Either way their conclusion was that none of these current approaches are fast enough whether you chalk this up to a citation error or not ...
 
It was slower than doing traditional texture space "displacement mapping" first (aka. ray marching). Is that a problem though? You can just do that, get your UV for intersection and throw it into the neural shader.

They have no pressing need for purity :p
 
It was slower than doing traditional texture space "displacement mapping" first (aka. ray marching). Is that a problem though? You can just do that, get your UV for intersection and throw it into the neural shader.

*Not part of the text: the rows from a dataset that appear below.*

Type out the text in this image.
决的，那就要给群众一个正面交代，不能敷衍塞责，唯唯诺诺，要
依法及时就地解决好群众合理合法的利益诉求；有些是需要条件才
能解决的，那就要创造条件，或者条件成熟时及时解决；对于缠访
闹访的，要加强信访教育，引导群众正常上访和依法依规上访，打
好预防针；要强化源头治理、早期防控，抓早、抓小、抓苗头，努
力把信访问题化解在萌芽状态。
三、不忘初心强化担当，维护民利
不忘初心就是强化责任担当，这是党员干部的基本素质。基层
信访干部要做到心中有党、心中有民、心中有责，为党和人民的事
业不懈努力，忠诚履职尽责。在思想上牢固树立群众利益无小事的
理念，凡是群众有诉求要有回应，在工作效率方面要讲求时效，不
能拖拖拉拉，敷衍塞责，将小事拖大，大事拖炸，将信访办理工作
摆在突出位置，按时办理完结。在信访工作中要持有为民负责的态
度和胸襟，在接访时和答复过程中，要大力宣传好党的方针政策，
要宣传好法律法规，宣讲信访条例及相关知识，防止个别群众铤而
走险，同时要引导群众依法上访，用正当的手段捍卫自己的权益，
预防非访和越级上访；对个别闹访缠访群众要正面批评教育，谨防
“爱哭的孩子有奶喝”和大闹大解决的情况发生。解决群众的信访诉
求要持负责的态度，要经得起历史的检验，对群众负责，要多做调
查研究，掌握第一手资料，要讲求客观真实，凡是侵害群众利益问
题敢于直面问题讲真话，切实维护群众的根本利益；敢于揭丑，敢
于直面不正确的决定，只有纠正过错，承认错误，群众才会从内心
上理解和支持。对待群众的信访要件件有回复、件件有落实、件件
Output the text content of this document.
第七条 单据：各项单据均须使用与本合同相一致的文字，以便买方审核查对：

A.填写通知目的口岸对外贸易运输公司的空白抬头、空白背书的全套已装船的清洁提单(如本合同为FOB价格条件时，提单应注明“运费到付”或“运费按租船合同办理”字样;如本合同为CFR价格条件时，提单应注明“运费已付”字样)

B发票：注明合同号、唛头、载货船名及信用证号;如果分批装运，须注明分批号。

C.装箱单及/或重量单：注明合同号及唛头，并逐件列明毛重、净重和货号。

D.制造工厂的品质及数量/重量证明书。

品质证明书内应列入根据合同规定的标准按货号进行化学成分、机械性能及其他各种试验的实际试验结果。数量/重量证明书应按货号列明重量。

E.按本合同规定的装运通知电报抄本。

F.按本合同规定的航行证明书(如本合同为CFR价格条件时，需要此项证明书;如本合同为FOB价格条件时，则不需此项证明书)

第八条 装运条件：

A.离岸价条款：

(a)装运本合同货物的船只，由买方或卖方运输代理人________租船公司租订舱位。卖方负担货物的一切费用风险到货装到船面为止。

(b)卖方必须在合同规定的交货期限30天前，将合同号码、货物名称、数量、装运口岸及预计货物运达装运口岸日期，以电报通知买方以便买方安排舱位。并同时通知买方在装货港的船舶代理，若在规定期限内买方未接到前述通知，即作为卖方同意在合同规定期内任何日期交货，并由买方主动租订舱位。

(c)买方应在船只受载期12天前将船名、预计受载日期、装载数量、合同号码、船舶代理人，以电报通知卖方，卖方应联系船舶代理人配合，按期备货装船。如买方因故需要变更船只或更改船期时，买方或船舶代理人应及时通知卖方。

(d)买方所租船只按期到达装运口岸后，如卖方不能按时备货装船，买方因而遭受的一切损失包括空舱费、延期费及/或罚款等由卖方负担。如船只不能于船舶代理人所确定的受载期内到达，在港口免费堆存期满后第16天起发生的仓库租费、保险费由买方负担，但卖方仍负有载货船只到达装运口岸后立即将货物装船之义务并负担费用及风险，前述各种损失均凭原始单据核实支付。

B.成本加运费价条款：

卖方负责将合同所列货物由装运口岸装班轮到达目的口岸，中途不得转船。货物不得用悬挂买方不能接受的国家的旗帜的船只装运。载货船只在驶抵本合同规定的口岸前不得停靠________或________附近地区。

They have no pressing need for purity :p
I assume our discussion is moot now since there's no standardized gfx API to do explicit matrix operations anymore. ;)
 
Abstract
We present GameNGen, the first game engine powered entirely by a neural model that enables real-time interaction with a complex environment over long trajectories at high quality. GameNGen can interactively simulate the classic game DOOM at over 20 frames per second on a single TPU. Next frame prediction achieves a PSNR of 29.4, comparable to lossy JPEG compression. Human raters are only slightly better than random chance at distinguishing short clips of the game from clips of the simulation. GameNGen is trained in two phases: (1) an RL-agent learns to play the game and the training sessions are recorded, and (2) a diffusion model is trained to produce the next frame, conditioned on the sequence of past frames and actions. Conditioning augmentations enable stable auto-regressive generation over long trajectories.
 
What surprises me is that it's possible to train a neural network to learn what "DOOM" looks like, and supposely generate convincing images with necessary arguments (I'd imagine with a history of operations, e.g. moving and firing).
It's not clear which they use to produce the video (only "a single TPU") but even TPUv5e is quite beefy, not to mention TPUv5p. Anway, this seems to me that Jen-Sun Huang's "every pixel could be AI generated in 10 years" comment is no longer a pipe dream.